Phrasing, Jacqui, phrasing. Nothing remarkable there, though. Crap writing like that is typical of young journos, and many older ones.
THIS is remarkable: she ends her review with the worst metaphor I have ever encountered in all my years as a reader of sub-standard food reviews. Behold:
“Warmed by the hospitality and reasonable prices, my friend and I stumbled out, our bellies indulgently pregnant with hefty Balkan food-babies.”
Any further comment is redundant.
She writes this in a community newspaper? who gives a shit how good or bad her journalism is?.. dickhead.
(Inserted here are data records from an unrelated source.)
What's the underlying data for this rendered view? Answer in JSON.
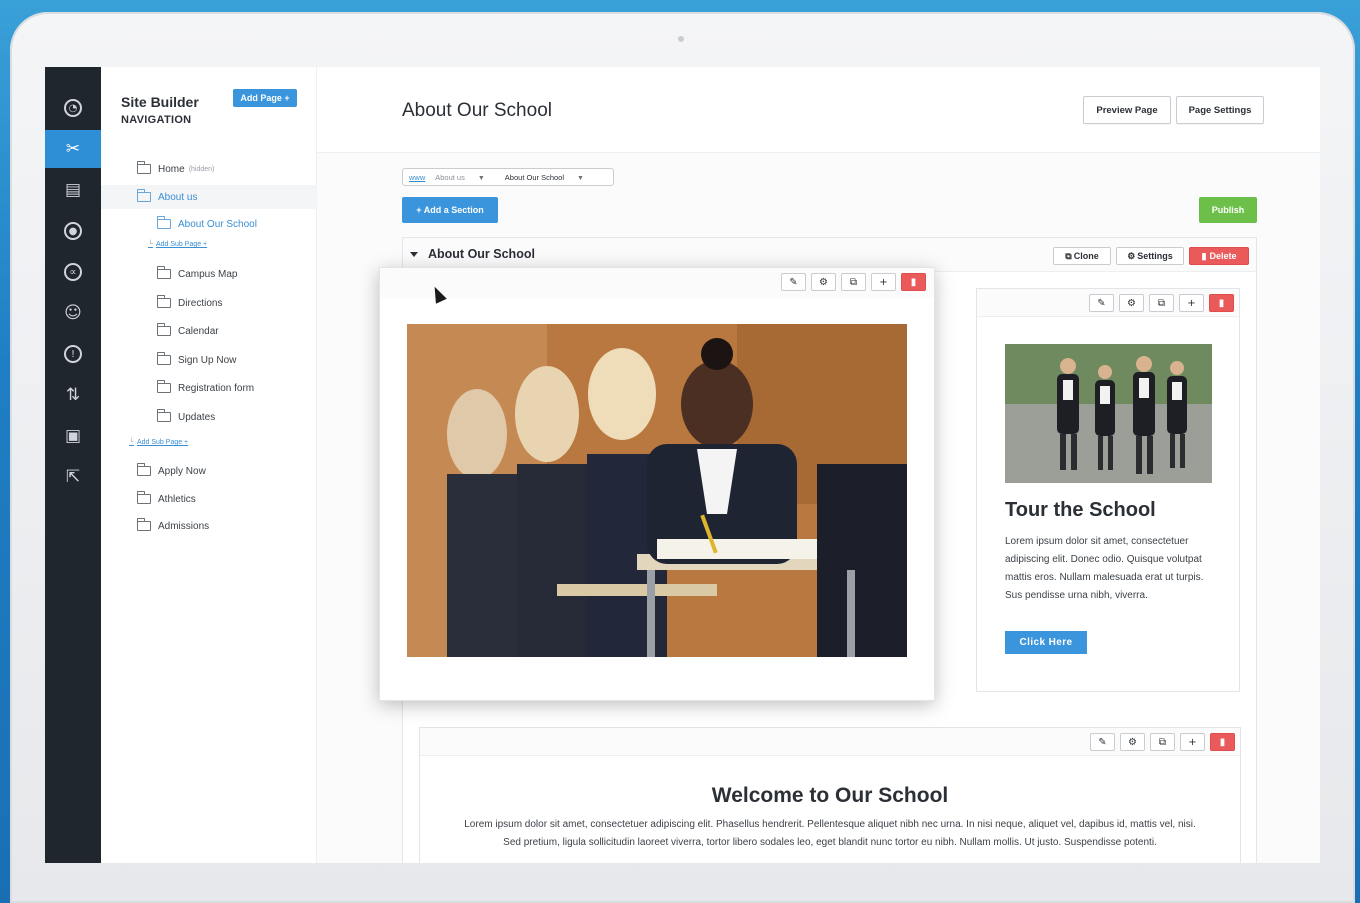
{
  "app": {
    "name": "Site Builder"
  },
  "nav": {
    "title": "Site Builder",
    "subtitle": "NAVIGATION",
    "add_page_label": "Add Page +",
    "items": [
      {
        "label": "Home",
        "tag": "(hidden)"
      },
      {
        "label": "About us"
      },
      {
        "label": "About Our School"
      },
      {
        "label": "Add Sub Page +"
      },
      {
        "label": "Campus Map"
      },
      {
        "label": "Directions"
      },
      {
        "label": "Calendar"
      },
      {
        "label": "Sign Up Now"
      },
      {
        "label": "Registration form"
      },
      {
        "label": "Updates"
      },
      {
        "label": "Add Sub Page +"
      },
      {
        "label": "Apply Now"
      },
      {
        "label": "Athletics"
      },
      {
        "label": "Admissions"
      }
    ]
  },
  "header": {
    "page_title": "About Our School",
    "preview_label": "Preview Page",
    "settings_label": "Page Settings"
  },
  "breadcrumb": {
    "root": "www",
    "parent": "About us",
    "current": "About Our School"
  },
  "actions": {
    "add_section_label": "+ Add a Section",
    "publish_label": "Publish"
  },
  "section": {
    "title": "About Our School",
    "clone_label": "Clone",
    "settings_label": "Settings",
    "delete_label": "Delete"
  },
  "tour_card": {
    "title": "Tour the School",
    "text": "Lorem ipsum dolor sit amet, consectetuer adipiscing elit. Donec odio. Quisque volutpat mattis eros. Nullam malesuada erat ut turpis. Sus pendisse urna nibh, viverra.",
    "button_label": "Click Here"
  },
  "welcome_card": {
    "title": "Welcome to Our School",
    "text": "Lorem ipsum dolor sit amet, consectetuer adipiscing elit. Phasellus hendrerit. Pellentesque aliquet nibh nec urna. In nisi neque, aliquet vel, dapibus id, mattis vel, nisi. Sed pretium, ligula sollicitudin laoreet viverra, tortor libero sodales leo, eget blandit nunc tortor eu nibh. Nullam mollis. Ut justo. Suspendisse potenti."
  },
  "icons": {
    "sidebar": [
      "dashboard-icon",
      "tools-icon",
      "page-icon",
      "user-icon",
      "share-icon",
      "group-icon",
      "alert-icon",
      "sort-icon",
      "code-icon",
      "export-icon"
    ],
    "toolbar": [
      "pencil-icon",
      "gear-icon",
      "copy-icon",
      "plus-icon",
      "trash-icon"
    ]
  },
  "colors": {
    "accent": "#3a95dc",
    "publish": "#6cc04a",
    "danger": "#ea5a5a",
    "sidebar_bg": "#1f262d"
  }
}
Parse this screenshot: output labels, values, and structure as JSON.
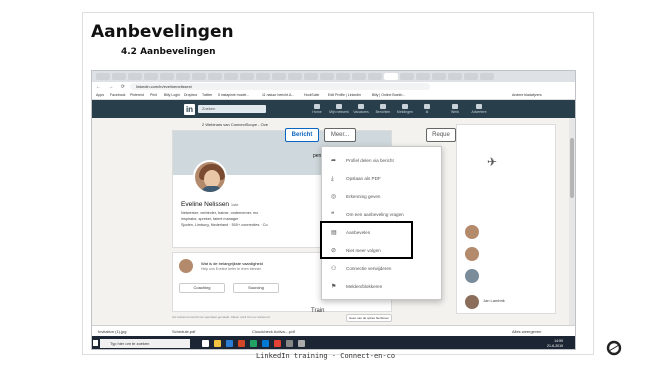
{
  "slide": {
    "title": "Aanbevelingen",
    "subtitle": "4.2 Aanbevelingen",
    "footer": "LinkedIn training - Connect-en-co"
  },
  "browser": {
    "url": "linkedin.com/in/evelinenelissen/",
    "bookmarks": [
      "Apps",
      "Facebook",
      "Pinterest",
      "Pinit",
      "Billy Login",
      "Dropbox",
      "Twitter",
      "5 instapinie model...",
      "11 natuur bericht.A...",
      "HootSuite",
      "Edit Profile | LinkedIn",
      "Billy | Online Boekh...",
      "Andere bladwijzers"
    ]
  },
  "linkedin": {
    "logo": "in",
    "search_placeholder": "Zoeken",
    "nav": [
      "Home",
      "Mijn netwerk",
      "Vacatures",
      "Berichten",
      "Meldingen",
      "Ik",
      "Werk",
      "Advertere"
    ]
  },
  "profile": {
    "webinar": "2 Webinars van ConnectScope - Ove",
    "name": "Eveline Nelissen",
    "degree": "1ste",
    "lines": [
      "Netwerker, verbinder, trainer, ondernemer, mo",
      "inspirator, spreker, talent manager",
      "Sjoden, Limburg, Nederland · 500+ connecties · Co"
    ],
    "university": "pen Universiteit",
    "btn_message": "Bericht",
    "btn_more": "Meer...",
    "btn_request": "Reque",
    "post_prompt": "Wat is de belangrijkste vaardigheid",
    "post_sub": "Help ons Eveline beter te leren kennen",
    "pills": [
      "Coaching",
      "Sourcing"
    ],
    "train_label": "Train",
    "footer_note": "Uw antwoord wordt niet openbaar gemaakt. Alleen uzelf ziet uw antwoord.",
    "skills_btn": "Geen van de opties hierboven",
    "contact_name": "Jan Lambrik",
    "messages_label": "Berichten"
  },
  "dropdown": {
    "items": [
      {
        "icon": "share-icon",
        "glyph": "➦",
        "label": "Profiel delen via bericht"
      },
      {
        "icon": "download-icon",
        "glyph": "⤓",
        "label": "Opslaan als PDF"
      },
      {
        "icon": "badge-icon",
        "glyph": "◎",
        "label": "Erkenning geven"
      },
      {
        "icon": "quote-icon",
        "glyph": "❝",
        "label": "Om een aanbeveling vragen"
      },
      {
        "icon": "recommend-icon",
        "glyph": "▤",
        "label": "Aanbevelen"
      },
      {
        "icon": "unfollow-icon",
        "glyph": "⊘",
        "label": "Niet meer volgen"
      },
      {
        "icon": "remove-connection-icon",
        "glyph": "⚇",
        "label": "Connectie verwijderen"
      },
      {
        "icon": "flag-icon",
        "glyph": "⚑",
        "label": "Melden/blokkeren"
      }
    ]
  },
  "downloads": {
    "items": [
      "Invitation (1).jpg",
      "Schedule.pdf",
      "Cloudcheck Activa....pdf"
    ],
    "show_all": "Alles weergeven"
  },
  "taskbar": {
    "search_placeholder": "Typ hier om te zoeken",
    "time": "14:59",
    "date": "21-6-2019"
  }
}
Gratified to be attracting such erudite readers, joe. Thought about giving journalism a shot yerself? Lyricism like yours should not go to waste…
You need to develop your critical faculties a little, though – then you’d note that the post was not about journalism as such. The topic was the poor quality of food reviewing way out west.
Food reviews are food reviews, whether printed in community newspapers, online, or in The West. Perhaps you’d care to expain the logic in excluding community papers from the nominations?
Now that you’ve been spoonfed (sorry – couldn’t help myself) the topic of the post, I’m sure you’ll agree our Jacqui is a worthy recipient of the inaugural Boomtown Rap Wooden Spoon of the West. She had some fierce competition, but in the end, how could she be overlooked with that “food babies” effort? Credit where it’s due, puh-lease!